Hoje demos um passeio de carro pela cidade. Sim, já temos carro. Se tinha sido interessante um português alugar casa a um muçulmano em África, imaginem um português a comprar um carro japonês a um paquistanês que só fala inglês em África! Pois, o tal do melting pot é aqui! Aqui se vive uma mescla cultural quotidiana, rua a rua. O vendedor foi o Atif. No dia seguinte a ter-me mostrado o carro e tendo ele ficado a considerar uma contraproposta de valor que lhe fiz, telefonou-me e disse, Good morning, brother, you go see car? Claro que não lhe podia falar um inglês correto, senão começava uma conserva de surdos, então, mentalmente pedi desculpas a todos os meus professores de inglês e respondi bem alto, I go see car after lunch! Às tantas, reparei que o carro não tinha macaco e se tivesse um furo estava enrascado, ele viu que eu reparei e disse, juro que disse, a seguinte frase, No problem, I give macaco! Larguei a rir, I give macaco é inimitável. O Atif começou também a rir, olhou para a Paula e disse, good car for mamã go shoping! A sério, foi delicioso. Fechámos negócio e a nossa qualidade de vida aumentou substancialmente porque em Maputo, como já antes se escreveu, a mobilidade é fundamental e a melhor forma de a ter é com viatura própria. O Atif ainda tentou gabar o auto-rádio que era bom para a mamã ouvir música, mas eu disse-lhe que os botões estavam todos em japonês e ele calou-se, não fosse estragar o negócio. É giro porque os botões não têm os sinais internacionais de play, pause, etc... têm só carateres japoneses, os botões e o livro de instruções, enfim, pormenores sem importância nenhuma, em Maputo, um carro automático serve para acelerar e ir em frente... mais ou menos em frente!

Convidámos os primos Marco e Sandrine e o tio Zé (que não pôde vir porque vai viajar) e fomos almoçar ao rodízio. Correram carnes deliciosas, muqueca de peixe, sobremesas supremas e umas cervejinhas geladas e terminámos a tarde a planear uma passeata...

Há pormenores da vida aqui que são muito difíceis, mas na generalidade, o projeto vale muito a pena porque este é um país em crescimento, com potencialidades tremendas, com pessoas alegres e sorridentes, que nos interpelam na rua com simpatia para um cumprimento. E há esperança. Sim, posso dizer que em Moçambique há esperança e essa esperança, tão pouco palpável em tese, sente-se no quotidiano e muda-nos a perspetiva de vida.

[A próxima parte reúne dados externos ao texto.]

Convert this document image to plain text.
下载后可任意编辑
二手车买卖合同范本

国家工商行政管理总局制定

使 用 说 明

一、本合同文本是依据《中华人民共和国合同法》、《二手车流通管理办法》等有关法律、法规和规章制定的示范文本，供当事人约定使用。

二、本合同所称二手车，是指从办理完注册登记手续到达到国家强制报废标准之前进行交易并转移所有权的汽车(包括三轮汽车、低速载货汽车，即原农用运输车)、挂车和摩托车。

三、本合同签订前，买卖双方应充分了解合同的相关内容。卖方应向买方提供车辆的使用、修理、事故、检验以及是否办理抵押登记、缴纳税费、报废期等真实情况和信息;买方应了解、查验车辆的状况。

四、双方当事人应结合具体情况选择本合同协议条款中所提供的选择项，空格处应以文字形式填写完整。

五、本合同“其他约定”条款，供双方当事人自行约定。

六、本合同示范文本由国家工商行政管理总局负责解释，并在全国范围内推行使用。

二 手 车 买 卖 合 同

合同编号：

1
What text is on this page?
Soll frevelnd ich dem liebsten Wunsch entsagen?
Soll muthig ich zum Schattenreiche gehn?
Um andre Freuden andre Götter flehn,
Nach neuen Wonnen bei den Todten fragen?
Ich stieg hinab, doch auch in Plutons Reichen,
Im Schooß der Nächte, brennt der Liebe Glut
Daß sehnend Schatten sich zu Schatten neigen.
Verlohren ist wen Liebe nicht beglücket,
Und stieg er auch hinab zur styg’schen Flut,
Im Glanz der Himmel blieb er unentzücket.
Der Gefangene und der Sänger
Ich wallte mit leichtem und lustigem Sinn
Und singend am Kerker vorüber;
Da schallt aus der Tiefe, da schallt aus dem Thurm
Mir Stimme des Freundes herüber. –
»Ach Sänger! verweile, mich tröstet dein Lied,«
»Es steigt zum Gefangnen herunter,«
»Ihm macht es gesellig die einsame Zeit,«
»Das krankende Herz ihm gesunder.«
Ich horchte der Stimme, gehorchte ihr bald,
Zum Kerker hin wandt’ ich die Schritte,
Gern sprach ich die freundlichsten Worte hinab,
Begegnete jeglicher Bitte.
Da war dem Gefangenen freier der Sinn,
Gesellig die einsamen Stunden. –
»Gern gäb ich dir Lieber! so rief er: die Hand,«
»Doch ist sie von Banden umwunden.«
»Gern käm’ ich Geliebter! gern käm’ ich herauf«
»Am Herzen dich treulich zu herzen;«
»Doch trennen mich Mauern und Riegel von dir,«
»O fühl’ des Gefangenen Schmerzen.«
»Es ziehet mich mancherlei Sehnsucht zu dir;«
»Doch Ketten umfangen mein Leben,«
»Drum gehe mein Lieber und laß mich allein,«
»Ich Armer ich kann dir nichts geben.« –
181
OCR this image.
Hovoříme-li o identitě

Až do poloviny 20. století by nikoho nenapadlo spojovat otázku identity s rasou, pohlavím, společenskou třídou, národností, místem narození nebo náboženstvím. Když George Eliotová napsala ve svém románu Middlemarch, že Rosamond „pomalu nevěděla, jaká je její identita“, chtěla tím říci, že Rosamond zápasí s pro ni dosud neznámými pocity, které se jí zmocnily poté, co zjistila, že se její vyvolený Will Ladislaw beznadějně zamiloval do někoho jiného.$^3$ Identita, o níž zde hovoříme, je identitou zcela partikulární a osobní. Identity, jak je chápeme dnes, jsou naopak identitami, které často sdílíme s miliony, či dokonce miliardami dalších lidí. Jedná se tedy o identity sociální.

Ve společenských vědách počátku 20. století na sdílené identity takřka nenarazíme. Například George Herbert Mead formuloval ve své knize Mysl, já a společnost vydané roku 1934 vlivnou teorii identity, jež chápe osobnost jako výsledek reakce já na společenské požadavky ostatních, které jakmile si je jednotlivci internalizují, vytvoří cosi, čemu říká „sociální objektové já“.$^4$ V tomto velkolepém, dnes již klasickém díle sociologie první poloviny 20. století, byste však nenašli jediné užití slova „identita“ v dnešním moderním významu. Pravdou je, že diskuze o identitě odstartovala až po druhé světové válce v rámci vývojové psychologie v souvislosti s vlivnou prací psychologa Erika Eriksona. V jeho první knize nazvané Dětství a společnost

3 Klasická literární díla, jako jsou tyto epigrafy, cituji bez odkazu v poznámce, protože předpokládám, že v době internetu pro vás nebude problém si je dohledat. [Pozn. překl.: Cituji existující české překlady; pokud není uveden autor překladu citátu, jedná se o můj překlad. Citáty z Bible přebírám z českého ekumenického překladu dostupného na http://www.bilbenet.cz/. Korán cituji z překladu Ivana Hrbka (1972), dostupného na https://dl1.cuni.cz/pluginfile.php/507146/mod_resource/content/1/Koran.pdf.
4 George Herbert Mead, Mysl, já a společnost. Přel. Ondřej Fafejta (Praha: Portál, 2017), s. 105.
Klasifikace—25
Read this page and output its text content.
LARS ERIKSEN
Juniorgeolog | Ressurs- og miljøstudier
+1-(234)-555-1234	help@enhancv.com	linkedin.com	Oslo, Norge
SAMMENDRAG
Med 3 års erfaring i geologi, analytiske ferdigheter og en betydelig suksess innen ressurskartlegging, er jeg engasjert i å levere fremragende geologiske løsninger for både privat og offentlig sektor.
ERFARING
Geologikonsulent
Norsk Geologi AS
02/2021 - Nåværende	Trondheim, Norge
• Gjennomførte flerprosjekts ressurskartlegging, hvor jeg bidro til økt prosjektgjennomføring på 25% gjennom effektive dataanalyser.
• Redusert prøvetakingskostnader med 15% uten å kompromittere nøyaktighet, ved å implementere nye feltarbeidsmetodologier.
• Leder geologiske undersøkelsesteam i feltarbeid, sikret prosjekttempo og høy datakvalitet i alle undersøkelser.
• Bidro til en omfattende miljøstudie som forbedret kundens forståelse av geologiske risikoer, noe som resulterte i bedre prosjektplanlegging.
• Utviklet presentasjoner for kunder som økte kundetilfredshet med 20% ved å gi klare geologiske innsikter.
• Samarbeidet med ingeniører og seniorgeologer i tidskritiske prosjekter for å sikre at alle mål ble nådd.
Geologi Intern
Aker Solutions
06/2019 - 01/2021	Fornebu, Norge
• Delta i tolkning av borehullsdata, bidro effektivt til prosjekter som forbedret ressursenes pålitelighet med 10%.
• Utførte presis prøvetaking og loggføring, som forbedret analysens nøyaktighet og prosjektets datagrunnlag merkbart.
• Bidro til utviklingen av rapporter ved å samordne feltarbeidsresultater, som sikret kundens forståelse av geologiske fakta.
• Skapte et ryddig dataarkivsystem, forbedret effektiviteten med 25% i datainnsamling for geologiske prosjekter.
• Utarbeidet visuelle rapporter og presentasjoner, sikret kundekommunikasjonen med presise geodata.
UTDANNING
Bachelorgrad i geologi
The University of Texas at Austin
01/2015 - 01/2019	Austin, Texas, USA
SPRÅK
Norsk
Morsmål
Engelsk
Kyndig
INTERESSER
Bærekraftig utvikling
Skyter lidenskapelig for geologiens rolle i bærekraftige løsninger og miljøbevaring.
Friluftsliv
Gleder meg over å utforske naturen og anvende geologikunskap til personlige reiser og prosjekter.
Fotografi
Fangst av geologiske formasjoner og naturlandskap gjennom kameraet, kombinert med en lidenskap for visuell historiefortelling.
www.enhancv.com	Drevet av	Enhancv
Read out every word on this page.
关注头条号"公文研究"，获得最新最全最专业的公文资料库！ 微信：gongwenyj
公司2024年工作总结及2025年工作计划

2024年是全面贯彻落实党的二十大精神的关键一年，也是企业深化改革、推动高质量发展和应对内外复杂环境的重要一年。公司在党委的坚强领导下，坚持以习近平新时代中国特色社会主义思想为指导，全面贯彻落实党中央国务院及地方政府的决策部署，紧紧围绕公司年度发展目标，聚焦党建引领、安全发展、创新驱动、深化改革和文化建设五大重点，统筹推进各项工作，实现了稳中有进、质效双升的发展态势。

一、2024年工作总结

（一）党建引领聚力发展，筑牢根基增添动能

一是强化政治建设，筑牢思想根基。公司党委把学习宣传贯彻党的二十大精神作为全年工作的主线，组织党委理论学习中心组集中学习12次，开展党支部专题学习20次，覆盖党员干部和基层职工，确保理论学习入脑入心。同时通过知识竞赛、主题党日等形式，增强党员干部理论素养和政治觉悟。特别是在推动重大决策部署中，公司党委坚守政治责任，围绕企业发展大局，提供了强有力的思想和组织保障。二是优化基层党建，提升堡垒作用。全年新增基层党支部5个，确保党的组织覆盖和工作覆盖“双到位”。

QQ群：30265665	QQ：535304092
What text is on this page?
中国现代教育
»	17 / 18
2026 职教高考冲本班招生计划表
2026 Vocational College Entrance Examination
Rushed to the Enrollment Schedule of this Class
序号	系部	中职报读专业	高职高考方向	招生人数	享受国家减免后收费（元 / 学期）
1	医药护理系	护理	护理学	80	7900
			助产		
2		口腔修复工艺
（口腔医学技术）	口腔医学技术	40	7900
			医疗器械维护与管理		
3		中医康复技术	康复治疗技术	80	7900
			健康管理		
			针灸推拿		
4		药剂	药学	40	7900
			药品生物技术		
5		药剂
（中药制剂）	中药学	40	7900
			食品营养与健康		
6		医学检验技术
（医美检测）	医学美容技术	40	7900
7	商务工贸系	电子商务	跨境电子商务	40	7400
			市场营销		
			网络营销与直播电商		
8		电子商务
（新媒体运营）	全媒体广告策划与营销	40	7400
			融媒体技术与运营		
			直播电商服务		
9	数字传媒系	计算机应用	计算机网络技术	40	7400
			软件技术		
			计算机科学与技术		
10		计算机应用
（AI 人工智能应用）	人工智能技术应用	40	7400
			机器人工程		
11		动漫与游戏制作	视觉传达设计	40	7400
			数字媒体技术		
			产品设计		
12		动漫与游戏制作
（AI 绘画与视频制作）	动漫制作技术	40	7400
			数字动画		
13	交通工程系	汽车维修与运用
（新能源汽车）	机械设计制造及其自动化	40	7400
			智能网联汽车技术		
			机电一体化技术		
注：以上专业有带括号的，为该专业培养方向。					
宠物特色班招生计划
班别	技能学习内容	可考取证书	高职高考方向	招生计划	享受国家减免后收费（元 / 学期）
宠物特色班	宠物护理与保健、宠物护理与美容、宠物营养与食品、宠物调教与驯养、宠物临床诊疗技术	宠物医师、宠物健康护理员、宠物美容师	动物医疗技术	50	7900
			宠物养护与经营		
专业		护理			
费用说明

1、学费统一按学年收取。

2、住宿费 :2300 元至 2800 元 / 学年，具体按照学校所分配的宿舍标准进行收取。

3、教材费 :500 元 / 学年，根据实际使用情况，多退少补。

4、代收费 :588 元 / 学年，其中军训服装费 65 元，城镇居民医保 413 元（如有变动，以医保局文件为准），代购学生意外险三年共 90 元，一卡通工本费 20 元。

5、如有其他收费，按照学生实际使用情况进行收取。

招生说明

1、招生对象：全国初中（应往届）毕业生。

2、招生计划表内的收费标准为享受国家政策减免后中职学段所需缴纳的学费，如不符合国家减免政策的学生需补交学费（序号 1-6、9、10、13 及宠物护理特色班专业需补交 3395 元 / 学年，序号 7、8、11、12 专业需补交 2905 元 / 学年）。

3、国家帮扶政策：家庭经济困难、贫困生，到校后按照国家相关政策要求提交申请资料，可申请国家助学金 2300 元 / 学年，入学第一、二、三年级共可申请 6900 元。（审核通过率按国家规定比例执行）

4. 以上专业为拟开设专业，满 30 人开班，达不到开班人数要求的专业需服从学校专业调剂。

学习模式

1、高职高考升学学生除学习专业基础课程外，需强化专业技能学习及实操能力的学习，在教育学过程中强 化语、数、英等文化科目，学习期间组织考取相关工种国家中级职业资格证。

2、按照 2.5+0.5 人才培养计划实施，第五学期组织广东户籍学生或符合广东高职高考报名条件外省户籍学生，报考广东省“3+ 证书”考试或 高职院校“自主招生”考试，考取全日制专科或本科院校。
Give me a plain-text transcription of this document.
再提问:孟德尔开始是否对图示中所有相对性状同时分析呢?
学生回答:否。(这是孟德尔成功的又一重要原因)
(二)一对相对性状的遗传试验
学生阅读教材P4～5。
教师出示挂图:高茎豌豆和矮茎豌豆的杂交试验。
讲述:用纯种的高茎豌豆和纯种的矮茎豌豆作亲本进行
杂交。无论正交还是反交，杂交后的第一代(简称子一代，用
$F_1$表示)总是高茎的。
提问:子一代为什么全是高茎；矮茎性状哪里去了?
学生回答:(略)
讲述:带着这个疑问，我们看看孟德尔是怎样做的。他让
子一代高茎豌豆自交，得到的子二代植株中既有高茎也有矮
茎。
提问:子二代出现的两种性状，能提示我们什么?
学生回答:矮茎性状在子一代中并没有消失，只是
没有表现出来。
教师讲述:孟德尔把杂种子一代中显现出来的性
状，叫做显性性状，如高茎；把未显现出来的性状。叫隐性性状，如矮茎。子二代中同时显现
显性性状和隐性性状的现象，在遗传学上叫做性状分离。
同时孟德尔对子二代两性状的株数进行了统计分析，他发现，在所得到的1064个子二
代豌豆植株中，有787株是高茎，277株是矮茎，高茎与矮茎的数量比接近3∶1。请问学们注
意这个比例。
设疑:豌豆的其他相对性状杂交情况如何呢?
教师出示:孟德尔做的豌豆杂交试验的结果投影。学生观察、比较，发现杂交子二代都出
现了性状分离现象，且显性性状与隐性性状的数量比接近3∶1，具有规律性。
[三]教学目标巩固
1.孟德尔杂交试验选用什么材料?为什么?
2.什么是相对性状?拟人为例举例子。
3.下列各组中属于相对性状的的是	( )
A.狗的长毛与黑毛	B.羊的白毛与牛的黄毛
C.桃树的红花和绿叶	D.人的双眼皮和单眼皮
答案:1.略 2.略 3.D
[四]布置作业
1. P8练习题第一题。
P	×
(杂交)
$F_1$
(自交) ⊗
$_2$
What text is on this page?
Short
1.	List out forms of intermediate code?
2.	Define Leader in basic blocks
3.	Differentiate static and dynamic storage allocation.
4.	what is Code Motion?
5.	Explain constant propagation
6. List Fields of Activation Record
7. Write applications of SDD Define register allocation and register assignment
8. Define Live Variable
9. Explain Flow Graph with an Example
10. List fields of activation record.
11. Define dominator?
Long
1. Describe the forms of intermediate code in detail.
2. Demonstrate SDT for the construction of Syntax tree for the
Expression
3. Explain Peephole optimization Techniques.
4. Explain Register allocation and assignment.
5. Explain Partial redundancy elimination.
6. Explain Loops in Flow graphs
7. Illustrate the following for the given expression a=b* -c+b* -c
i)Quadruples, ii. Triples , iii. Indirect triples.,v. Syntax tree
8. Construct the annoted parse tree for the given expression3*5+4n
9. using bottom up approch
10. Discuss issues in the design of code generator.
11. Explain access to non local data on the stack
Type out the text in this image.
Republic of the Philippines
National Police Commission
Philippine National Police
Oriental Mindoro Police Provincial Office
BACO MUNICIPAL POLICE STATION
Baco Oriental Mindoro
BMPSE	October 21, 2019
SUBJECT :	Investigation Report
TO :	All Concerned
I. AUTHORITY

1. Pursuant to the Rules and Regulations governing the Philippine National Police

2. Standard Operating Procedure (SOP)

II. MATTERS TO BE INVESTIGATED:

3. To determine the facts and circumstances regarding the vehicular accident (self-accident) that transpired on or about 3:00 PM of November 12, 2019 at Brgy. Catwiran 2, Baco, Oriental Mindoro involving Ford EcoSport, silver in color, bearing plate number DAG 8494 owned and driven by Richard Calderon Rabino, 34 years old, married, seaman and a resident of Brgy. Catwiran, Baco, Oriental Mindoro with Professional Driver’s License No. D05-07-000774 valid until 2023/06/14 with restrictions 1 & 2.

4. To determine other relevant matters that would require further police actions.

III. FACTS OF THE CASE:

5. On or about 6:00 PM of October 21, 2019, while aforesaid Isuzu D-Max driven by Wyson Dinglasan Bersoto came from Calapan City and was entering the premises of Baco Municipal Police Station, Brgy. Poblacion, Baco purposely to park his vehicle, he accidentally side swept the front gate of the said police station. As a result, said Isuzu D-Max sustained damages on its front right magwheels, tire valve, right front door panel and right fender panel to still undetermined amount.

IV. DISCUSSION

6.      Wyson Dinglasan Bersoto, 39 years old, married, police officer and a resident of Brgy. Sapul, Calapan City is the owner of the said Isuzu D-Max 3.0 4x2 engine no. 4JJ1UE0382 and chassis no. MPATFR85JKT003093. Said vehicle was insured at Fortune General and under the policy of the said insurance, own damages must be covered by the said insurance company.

À sexta-feira à tarde, ao longo da avenida marginal da Costa do Sol, com palmeiras e outras árvores marcando o traçado bordejado pelo mar, eles começam a chegar em carros e carrinhas, as malas térmicas estendem-se ao longo da avenida prenhes de sumos e cerveja, a mais popular chama-se "Laurentina", mas eu gosto mais da "2M", eles estacionam os carros e ligam os rádios no máximo e riem e cantam e dançam e bebem e há vida e festa e sensualidade no ar. É difícil cruzar a avenida ao fim-de-semana. Porque há festa. E a razão não é outra que estarem as pessoas vivas e ser fim-de-semana. Esta celebração da vida só termina ao final de domingo. No dia seguinte, inicia-se uma semana mais, sem stress.

Nos últimos anos, sempre que fiz anos, senti o peso deles. Este ano fiz menos um. Na cabeça, que é onde mais conta! E, sim, tenho saudades. Se não tivesse, não era português!